I’m not sure at the moment when this will go live, and in what form exactly, but as soon as there’s more to disclose, I’ll do it here. If you’d like to give input, constructive criticism and/or contribute in some other way, please send me a note at bas@ontestautomation.com and I’ll get back to you. I’m very much looking forward to making this a thing, although not so much to the work that’s ahead of me. But I feel it’s important enough to get done.
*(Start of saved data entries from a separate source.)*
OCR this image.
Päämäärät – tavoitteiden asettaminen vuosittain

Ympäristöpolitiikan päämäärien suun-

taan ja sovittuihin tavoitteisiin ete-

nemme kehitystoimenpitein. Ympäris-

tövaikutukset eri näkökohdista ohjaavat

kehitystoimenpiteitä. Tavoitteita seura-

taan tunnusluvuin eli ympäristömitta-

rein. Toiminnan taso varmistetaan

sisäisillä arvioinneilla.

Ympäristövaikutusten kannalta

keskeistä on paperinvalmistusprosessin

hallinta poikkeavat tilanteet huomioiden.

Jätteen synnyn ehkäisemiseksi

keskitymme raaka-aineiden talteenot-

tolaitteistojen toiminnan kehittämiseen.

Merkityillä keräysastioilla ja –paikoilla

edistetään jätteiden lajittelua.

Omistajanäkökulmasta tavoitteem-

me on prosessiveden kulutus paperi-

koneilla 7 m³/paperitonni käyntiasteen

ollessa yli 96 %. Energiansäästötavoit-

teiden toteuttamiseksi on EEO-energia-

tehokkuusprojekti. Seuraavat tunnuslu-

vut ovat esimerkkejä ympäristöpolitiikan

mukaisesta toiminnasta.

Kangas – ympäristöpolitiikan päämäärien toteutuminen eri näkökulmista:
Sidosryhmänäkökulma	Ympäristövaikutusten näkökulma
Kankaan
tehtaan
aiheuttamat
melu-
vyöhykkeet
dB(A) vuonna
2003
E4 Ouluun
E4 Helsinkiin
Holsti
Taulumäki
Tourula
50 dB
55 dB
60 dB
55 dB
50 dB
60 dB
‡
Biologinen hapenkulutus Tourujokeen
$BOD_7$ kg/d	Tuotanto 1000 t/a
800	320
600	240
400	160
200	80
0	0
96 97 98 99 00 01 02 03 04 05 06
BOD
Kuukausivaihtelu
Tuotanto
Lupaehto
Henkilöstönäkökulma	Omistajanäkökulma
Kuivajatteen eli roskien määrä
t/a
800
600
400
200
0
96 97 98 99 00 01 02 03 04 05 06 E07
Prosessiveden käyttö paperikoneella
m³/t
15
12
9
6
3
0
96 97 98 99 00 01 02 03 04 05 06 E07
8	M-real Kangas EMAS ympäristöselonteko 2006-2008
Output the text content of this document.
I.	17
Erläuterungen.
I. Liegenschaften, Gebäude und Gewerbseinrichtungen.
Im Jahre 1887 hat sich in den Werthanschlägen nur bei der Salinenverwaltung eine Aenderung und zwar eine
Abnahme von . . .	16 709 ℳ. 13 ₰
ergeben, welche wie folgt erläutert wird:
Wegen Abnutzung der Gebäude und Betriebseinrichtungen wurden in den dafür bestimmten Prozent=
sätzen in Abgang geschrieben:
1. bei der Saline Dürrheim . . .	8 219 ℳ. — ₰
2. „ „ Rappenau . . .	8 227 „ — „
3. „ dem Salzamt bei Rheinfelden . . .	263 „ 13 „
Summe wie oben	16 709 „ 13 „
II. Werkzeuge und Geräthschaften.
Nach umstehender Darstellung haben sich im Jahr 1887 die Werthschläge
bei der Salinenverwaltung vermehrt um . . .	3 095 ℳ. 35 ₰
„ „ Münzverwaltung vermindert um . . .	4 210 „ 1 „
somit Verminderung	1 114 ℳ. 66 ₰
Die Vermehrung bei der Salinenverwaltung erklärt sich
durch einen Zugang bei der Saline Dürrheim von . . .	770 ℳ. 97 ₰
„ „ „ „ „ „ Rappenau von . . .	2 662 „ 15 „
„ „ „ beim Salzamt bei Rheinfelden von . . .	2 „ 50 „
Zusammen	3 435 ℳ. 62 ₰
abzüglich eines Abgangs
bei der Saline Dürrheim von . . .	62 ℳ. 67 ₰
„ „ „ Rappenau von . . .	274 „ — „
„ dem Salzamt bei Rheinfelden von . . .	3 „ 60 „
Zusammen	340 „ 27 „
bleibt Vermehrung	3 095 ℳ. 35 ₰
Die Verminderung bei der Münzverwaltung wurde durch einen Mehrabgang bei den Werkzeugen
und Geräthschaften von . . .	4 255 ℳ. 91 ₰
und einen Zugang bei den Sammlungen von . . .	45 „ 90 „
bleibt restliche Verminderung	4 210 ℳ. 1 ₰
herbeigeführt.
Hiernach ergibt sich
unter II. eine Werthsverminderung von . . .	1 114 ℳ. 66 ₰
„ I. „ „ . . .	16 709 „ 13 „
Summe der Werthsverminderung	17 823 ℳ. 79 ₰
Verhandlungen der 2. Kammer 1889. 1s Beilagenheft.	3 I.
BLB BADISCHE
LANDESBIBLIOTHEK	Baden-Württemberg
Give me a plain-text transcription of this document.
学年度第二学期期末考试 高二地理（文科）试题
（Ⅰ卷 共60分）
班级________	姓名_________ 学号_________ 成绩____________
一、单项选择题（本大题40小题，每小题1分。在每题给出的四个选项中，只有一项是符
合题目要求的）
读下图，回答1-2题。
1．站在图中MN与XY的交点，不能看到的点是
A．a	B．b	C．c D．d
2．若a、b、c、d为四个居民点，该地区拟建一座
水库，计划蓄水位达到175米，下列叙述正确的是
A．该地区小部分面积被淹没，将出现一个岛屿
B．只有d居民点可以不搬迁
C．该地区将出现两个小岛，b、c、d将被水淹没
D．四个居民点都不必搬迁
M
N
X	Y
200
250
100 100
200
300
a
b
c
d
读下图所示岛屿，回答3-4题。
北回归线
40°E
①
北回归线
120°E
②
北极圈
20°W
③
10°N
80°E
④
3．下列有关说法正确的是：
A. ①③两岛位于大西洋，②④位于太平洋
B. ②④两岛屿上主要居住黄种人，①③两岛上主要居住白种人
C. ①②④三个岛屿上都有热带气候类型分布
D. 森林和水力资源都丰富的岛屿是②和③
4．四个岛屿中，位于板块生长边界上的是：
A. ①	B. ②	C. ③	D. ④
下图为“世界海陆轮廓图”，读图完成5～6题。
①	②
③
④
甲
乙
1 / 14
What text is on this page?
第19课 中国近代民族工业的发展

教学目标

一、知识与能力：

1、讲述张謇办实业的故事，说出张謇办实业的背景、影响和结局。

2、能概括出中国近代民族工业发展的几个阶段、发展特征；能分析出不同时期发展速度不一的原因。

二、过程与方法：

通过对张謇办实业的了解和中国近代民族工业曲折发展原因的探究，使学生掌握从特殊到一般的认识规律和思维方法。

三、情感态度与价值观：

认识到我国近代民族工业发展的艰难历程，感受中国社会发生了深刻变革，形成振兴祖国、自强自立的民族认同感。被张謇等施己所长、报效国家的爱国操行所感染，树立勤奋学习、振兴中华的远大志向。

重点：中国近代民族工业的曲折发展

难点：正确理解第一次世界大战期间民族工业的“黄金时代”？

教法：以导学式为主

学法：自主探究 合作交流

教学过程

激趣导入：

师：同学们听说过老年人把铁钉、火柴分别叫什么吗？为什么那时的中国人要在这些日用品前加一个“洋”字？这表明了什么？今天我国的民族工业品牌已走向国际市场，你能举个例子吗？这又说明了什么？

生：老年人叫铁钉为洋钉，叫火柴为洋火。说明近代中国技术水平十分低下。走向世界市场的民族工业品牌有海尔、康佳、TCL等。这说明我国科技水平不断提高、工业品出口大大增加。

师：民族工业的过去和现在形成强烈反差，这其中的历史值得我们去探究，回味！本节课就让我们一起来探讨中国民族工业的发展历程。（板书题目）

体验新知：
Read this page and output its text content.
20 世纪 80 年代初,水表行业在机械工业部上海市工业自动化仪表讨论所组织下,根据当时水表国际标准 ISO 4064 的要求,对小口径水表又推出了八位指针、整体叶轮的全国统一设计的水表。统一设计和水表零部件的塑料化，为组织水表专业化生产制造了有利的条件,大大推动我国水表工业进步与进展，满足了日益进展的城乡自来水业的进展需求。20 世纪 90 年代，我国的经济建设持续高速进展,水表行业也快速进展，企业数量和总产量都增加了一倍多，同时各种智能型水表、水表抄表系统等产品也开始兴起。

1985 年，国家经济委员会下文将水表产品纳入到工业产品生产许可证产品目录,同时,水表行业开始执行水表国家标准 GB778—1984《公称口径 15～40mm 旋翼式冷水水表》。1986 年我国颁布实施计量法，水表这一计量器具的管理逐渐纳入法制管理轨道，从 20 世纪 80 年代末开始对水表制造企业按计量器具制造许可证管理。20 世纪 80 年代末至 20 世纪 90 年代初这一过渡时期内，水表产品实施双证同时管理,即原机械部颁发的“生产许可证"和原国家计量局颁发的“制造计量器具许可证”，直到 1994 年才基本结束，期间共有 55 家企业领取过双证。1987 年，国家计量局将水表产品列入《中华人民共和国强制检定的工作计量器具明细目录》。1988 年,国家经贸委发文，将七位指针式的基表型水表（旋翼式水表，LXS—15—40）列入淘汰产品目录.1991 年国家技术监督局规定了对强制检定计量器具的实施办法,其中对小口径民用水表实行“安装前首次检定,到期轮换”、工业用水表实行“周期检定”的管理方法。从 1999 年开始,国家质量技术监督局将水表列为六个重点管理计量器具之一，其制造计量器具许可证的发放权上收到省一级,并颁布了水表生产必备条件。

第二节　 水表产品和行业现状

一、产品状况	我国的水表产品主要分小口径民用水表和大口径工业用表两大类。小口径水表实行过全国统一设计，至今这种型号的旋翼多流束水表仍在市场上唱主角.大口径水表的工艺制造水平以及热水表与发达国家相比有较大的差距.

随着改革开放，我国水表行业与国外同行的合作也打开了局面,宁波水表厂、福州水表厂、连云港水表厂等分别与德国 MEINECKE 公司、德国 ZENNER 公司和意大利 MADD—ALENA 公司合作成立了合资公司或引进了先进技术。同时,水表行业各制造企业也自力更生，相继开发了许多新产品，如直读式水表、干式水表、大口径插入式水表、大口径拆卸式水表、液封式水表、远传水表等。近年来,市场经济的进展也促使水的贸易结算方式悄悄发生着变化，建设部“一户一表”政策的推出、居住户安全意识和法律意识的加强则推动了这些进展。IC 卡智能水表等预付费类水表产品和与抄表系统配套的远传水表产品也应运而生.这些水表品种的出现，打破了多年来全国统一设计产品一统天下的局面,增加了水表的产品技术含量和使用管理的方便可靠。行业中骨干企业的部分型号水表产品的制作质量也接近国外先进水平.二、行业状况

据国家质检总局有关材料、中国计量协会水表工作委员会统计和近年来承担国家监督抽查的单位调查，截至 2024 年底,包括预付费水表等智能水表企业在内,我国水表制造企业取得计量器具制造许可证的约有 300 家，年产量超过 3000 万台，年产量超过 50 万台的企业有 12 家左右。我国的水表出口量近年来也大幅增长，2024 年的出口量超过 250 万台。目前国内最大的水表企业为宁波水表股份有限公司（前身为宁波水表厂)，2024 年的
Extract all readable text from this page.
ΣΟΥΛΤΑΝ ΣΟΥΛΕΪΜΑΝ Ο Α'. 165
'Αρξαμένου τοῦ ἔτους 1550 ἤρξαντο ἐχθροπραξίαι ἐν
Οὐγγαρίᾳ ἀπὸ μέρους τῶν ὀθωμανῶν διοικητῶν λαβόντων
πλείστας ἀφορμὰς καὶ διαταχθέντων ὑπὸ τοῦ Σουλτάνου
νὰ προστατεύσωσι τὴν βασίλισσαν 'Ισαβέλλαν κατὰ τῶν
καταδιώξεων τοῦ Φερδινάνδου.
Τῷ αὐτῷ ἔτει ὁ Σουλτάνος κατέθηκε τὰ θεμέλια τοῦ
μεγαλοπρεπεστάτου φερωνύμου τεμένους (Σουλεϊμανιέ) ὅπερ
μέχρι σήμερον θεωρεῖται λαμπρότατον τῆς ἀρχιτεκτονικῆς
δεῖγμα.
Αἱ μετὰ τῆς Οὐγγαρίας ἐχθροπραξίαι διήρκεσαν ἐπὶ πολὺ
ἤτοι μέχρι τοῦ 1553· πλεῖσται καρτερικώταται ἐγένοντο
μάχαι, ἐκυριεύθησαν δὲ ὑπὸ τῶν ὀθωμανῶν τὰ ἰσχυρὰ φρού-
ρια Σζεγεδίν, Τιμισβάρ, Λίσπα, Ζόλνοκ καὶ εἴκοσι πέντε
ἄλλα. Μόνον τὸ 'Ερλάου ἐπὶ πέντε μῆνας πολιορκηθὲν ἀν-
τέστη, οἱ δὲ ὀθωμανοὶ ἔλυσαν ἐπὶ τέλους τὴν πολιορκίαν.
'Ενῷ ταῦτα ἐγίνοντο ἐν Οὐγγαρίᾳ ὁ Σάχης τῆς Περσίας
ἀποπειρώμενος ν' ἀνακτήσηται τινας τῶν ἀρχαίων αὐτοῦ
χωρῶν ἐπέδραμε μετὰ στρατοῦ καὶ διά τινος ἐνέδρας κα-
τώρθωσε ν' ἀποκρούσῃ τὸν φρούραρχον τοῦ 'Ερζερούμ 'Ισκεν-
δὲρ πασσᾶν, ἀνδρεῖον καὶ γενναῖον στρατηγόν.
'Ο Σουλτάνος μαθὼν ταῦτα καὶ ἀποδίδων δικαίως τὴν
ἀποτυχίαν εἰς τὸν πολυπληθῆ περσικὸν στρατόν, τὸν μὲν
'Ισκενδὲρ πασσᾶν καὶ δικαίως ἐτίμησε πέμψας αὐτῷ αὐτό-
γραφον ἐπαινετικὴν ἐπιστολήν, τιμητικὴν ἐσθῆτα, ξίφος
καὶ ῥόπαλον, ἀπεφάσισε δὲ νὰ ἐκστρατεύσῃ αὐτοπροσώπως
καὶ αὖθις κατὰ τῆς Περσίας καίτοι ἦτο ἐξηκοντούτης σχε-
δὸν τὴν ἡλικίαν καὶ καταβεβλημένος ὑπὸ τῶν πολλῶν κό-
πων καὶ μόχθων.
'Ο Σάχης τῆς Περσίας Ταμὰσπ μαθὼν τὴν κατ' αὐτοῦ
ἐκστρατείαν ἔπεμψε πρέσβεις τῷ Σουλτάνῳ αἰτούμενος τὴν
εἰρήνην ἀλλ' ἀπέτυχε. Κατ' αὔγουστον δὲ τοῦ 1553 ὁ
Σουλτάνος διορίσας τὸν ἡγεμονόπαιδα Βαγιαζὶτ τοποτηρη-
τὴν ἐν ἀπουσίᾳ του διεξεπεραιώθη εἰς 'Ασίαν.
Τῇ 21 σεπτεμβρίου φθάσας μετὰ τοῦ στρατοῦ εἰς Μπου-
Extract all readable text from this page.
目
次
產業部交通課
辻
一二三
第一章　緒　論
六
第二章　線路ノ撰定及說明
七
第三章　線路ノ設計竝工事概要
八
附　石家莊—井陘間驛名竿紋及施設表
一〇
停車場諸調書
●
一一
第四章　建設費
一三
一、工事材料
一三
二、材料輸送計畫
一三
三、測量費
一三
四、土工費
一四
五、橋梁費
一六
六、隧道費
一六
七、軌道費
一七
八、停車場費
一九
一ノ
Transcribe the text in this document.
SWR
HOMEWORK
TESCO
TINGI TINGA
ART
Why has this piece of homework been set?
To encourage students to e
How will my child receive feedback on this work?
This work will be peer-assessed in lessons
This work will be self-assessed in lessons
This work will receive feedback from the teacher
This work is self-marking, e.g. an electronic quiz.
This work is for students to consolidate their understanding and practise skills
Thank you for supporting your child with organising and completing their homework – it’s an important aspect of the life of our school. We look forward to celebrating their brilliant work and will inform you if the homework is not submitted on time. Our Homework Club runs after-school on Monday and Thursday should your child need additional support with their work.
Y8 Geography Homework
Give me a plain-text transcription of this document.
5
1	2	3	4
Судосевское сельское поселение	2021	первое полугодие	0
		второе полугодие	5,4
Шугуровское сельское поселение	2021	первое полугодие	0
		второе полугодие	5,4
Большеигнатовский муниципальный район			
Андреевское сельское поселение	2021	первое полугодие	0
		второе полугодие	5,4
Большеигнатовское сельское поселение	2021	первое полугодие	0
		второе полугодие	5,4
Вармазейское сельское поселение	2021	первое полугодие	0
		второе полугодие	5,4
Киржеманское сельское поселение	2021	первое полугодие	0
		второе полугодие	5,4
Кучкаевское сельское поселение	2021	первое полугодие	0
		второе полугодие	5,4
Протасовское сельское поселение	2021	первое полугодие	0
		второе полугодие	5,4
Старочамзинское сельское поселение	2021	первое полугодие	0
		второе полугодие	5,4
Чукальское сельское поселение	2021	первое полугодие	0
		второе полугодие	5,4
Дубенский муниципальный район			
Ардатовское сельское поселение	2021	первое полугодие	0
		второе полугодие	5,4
On a not totally unrelated note, I’ve also recently had a very fruitful discussion with someone from an academic research facility, and if it’ll all work out, it looks like I’ll be somewhat closer involved in one of their projects as well. This might also be a good place to start infiltrating the education system and see that test automation earns a better place in higher education as well. I don’t have the illusion that I’ll change the world overnight in this respect, but you have to start somewhere, right? And if anything it’ll be a good opportunity for me to step a little outside of my comfort zone again.

I’ll keep you posted.

P.S.: Most of you will have heard or read about the fact that Katrina Clokie’s book ‘A Practical Guide To Testing In DevOps’ has been released through LeanPub. I’ve just finished reading it, and the only thing I can say is that if you’re even remotely interested in testing or DevOps, I’d highly recommend you to buy a copy. It’s chock full of tips and case studies for everybody, tester or not, facing the challenge of keeping up with DevOps and with the rapidly increasing speed of software delivery in general, without forgetting to keep an eye on software quality.